Necessarily? No. I think it is crucially important that in any democracy, the majority thinks carefully about the rights of minorities, and that hasn't always been the case. One thinks of the laws which we had discriminating against gays and lesbians. I am pleased that those laws have gone. I think the majority has always got to be careful to not discriminate against minorities of whatever kind.

You didn't have a coherent answer when Kim Hill asked you in a television interview what it meant to be a New Zealander. Do you have one now?

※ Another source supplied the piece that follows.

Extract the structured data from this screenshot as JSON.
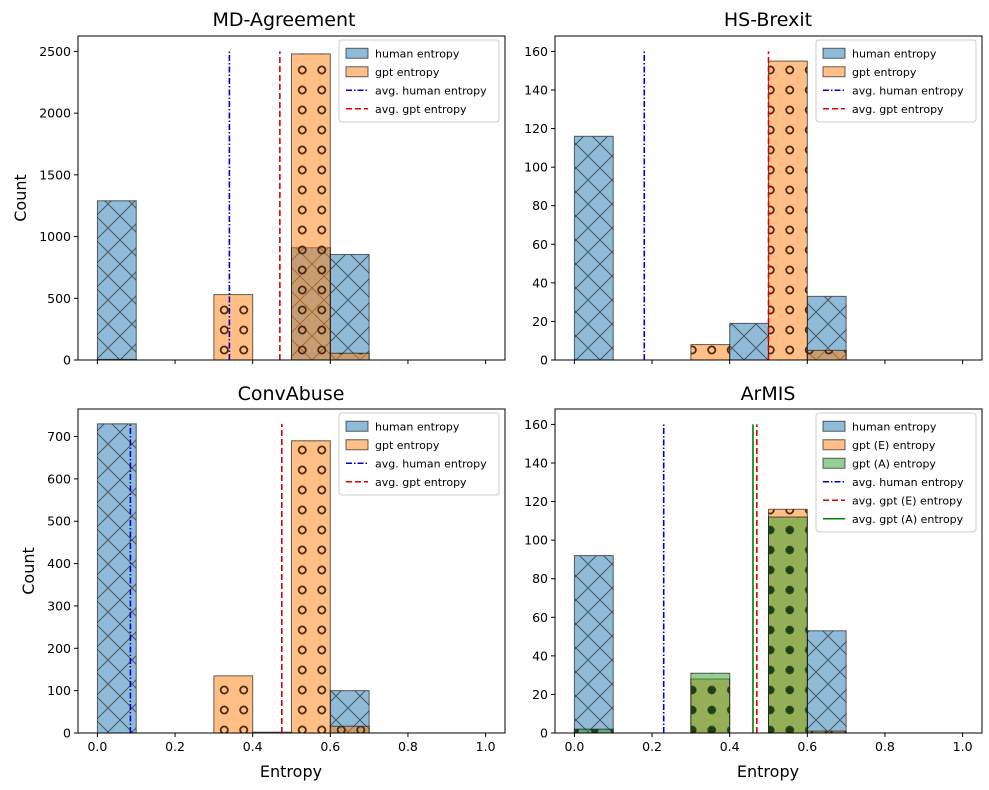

You're right. I didn't. I started off by saying, "For starters, anyone who was born in New Zealand ... " And then I remembered that my first wife, my current wife and two of my three children were born outside New Zealand and that didn't make any sense so I stopped myself at that point. The answer I'd give in summary form is a New Zealander is someone who gets a lump in his throat when he flies back into the country after being overseas. And I guess that is shorthand for saying a New Zealander is someone who loves the culture, loves the land, loves the people, loves the fact that in New Zealand we are almost devoid of class structure, we are substantially free of racial tension, that someone who is the son of a person who works in an unskilled job in the parks and garden of a city council can become a law professor, and that is not true in many other societies. Maybe it is someone overseas who sings Pokarekareana when asked to sing a song. I don't think you can easily define a New Zealander but I think that's what I mean by a New Zealander.

In your Orewa speech, you raised the example of road construction being halted because it would disturb a taniwha. In the 1960s, Wellington residents vigorously opposed the construction of the city's motorway through the Bolton St cemetery, where early Pakeha settlers are buried. What's the difference? Shouldn't Maori spiritual beliefs be recognised?

I think if we were talking about putting a road through a Maori cemetery, we would need to deal with that as sensitively as putting it through any other cemetery. I am deeply troubled by incurring substantial cost for what, by almost any standards, is a mythological being.

In the same speech I referred to the reluctance to disturb the spirit of Mt Ruapehu. Inevitable there are tensions in areas like this. Religious beliefs are inevitably mocked and I don't want to do that but in a situation where there is a tradeoff between saving lives in the case of Mt Ruapehu [draining the crater lake to prevent a lahar] and potentially even in the case of the Waikato motorway and a belief held by a small number of people, I think sometimes those beliefs have to be discarded.

If you were Prime Minister, would you appoint a Minister of Maori Affairs?

I haven't crossed that bridge yet. It is clearly an issue we need to think about over the next 18 months.

Would you axe the Maori Television Service?

I think there is an obligation on the Crown to support the Maori language. The question is, "Is Maori Television an effective way of doing that?" I think what we've seen so far is not encouraging about this being an effective or efficient way of encouraging Maori language. I suspect it might have been very much more efficient to provide more Maori language school books, books in general. I think the way they've gone about it is very expensive and rather inefficient.

Does that mean you're not sure?

It means I'm not sure.

You have been photographed this week holding babies. Are you getting the hang of politics?

I think in a funny kind of way I have been involved in building constituencies for a long time. My Reserve Bank Governor's role was about building a public constituency for low inflation and explaining why low inflation was beneficial to all New Zealanders, expect perhaps property speculators. I am still building a constituency, this time for New Zealand's future.